Ağacın içindeki kurt!

Celal Kazdağlı

VAN 28.04.2014 10:49:14 0
Ağacın içindeki kurt!
Tarih: 01.01.0001 00:00

Her şey 2011 Haziran’ından sonra değişti. Oysa ne büyük umutlarla girilmişti o seçime.

Herkes “iyi şeyler” olacağına dair umut besliyordu.

Oslo’da görüşmelerin başladığı biliniyor, seçim sonrası “Kürt Meselesi” çözülecek diye bakılıyordu.

Arap Uyanışı Mısır’da başarıya ulaşmış, Suriye değişimin ilk işaretlerini vermeye başlamıştı.

Türkiye için “yıldızın parladığı an” artık uzak değildi.

Beklenen değil beklenmeyen oldu

2011 seçim sonrası beklenen şeylerin tam tersi gerçekleşti.

Önce Oslo’da masa devrildi.

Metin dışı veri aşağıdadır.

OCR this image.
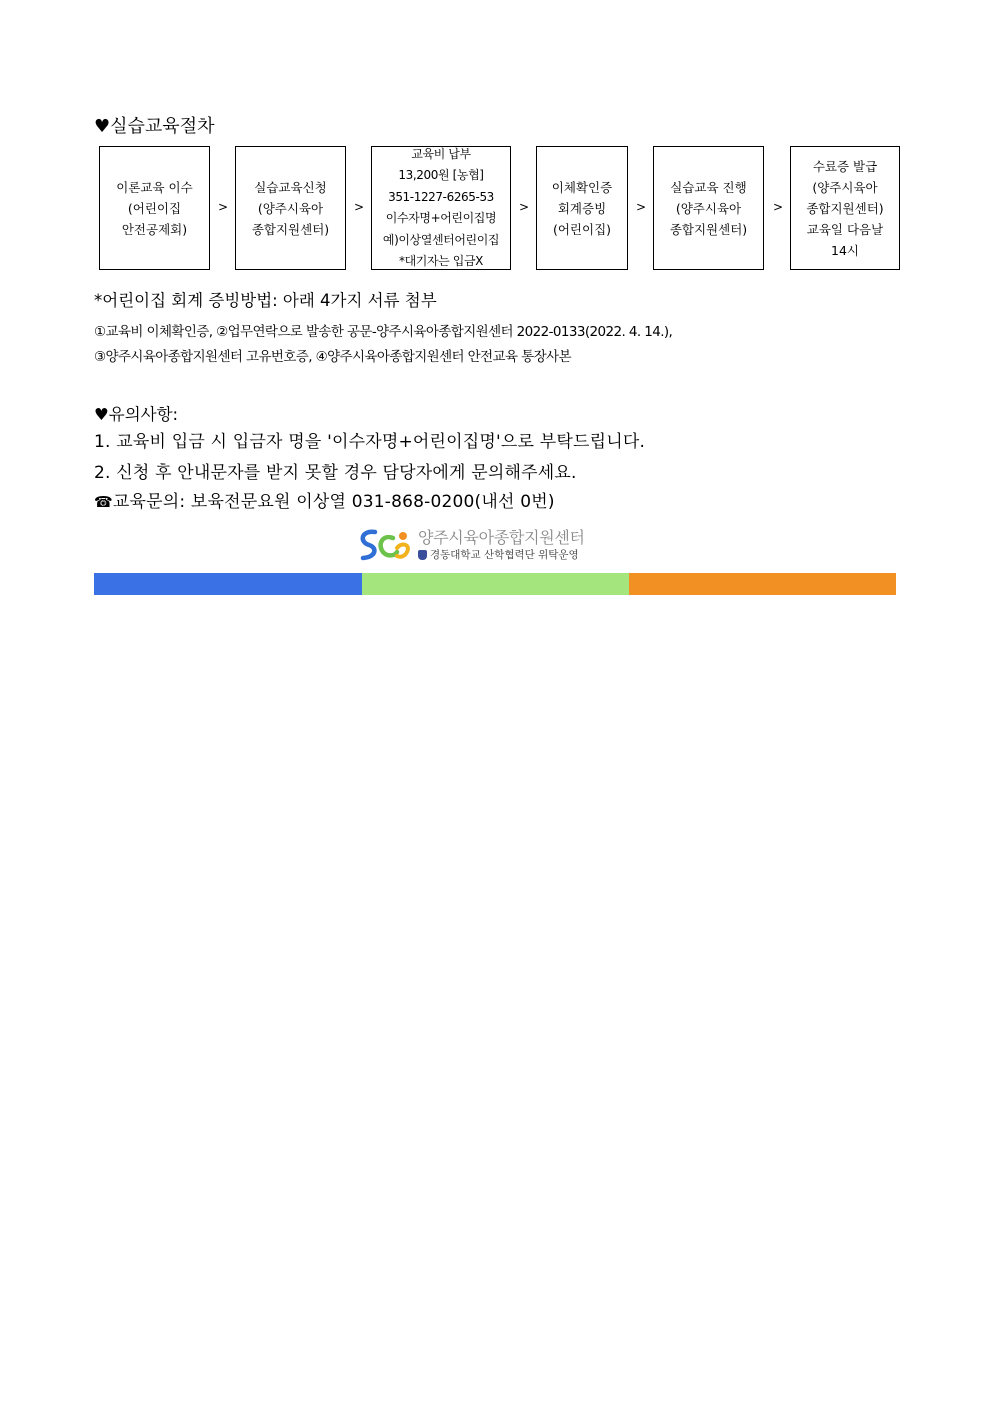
♥실습교육절차
이론교육 이수
(어린이집
안전공제회)
>
실습교육신청
(양주시육아
종합지원센터)
>
교육비 납부
13,200원 [농협]
351-1227-6265-53
이수자명+어린이집명
예)이상열센터어린이집
*대기자는 입금X
>
이체확인증
회계증빙
(어린이집)
>
실습교육 진행
(양주시육아
종합지원센터)
>
수료증 발급
(양주시육아
종합지원센터)
교육일 다음날
14시
*어린이집 회계 증빙방법: 아래 4가지 서류 첨부
①교육비 이체확인증, ②업무연락으로 발송한 공문-양주시육아종합지원센터 2022-0133(2022. 4. 14.),
③양주시육아종합지원센터 고유번호증, ④양주시육아종합지원센터 안전교육 통장사본
♥유의사항:
1. 교육비 입금 시 입금자 명을 '이수자명+어린이집명'으로 부탁드립니다.
2. 신청 후 안내문자를 받지 못할 경우 담당자에게 문의해주세요.
☎교육문의: 보육전문요원 이상열 031-868-0200(내선 0번)
양주시육아종합지원센터
경동대학교 산학협력단 위탁운영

Kürt siyasal hareketi ile yürüyen görüşme sona erdi.

Çözüm istemeyen güçler masayı devirdi.

BDP seçim sonrası boykot kararı aldı. “Meclis çalışmalarına katılmayacağım” dedi.

Tutuklu milletvekillerini gerekçe gösterdi.

Kemal Kılıçdaroğlu’nun CHP’si BDP’nin peşine takıldı Meclis’e gitmedi.

PKK Silvan’da güvenlik güçlerine saldırdı; aynı gün Demokratik Özerklik ilan edildi.

Ağustos Şurası’ndan önce 4 komutan görevlerinden istifa etti. Eski Masa yıkıldı.

Bir tek Jandarma Genel Komutanı Org. Necdet Özel kaldı.

Komuta Heyeti Askeri Şura’da oluşturuldu. Yeni Masa kuruldu.

PKK’yı kullananların Yeni Masa’ya cevabı “Devrimci Şiddet” uygulamasıydı.

Her yerde aynı anda saldırdılar. Şemdinli’yi ele geçirmek istediler. Başaramadılar. O çatışmada 26 tane İsrail’de doğup büyümüş, “PKK savaşçısı” öldürüldü.

Genelkurmay Başkanı Org. Necdet Özel Ankara’da tebrikleri kabul etmeden sahaya çıktı; PKK’ya karşı verilen mücadeleyi yönetti.

Cepheden yapılan her türlü saldırı püskürtüldü.

Kaleyi içeriden fethetme çabası

Cephe savaşını kazanma şansı olmadığını anlayan güç, kaleyi içerden fethetme yolu izledi.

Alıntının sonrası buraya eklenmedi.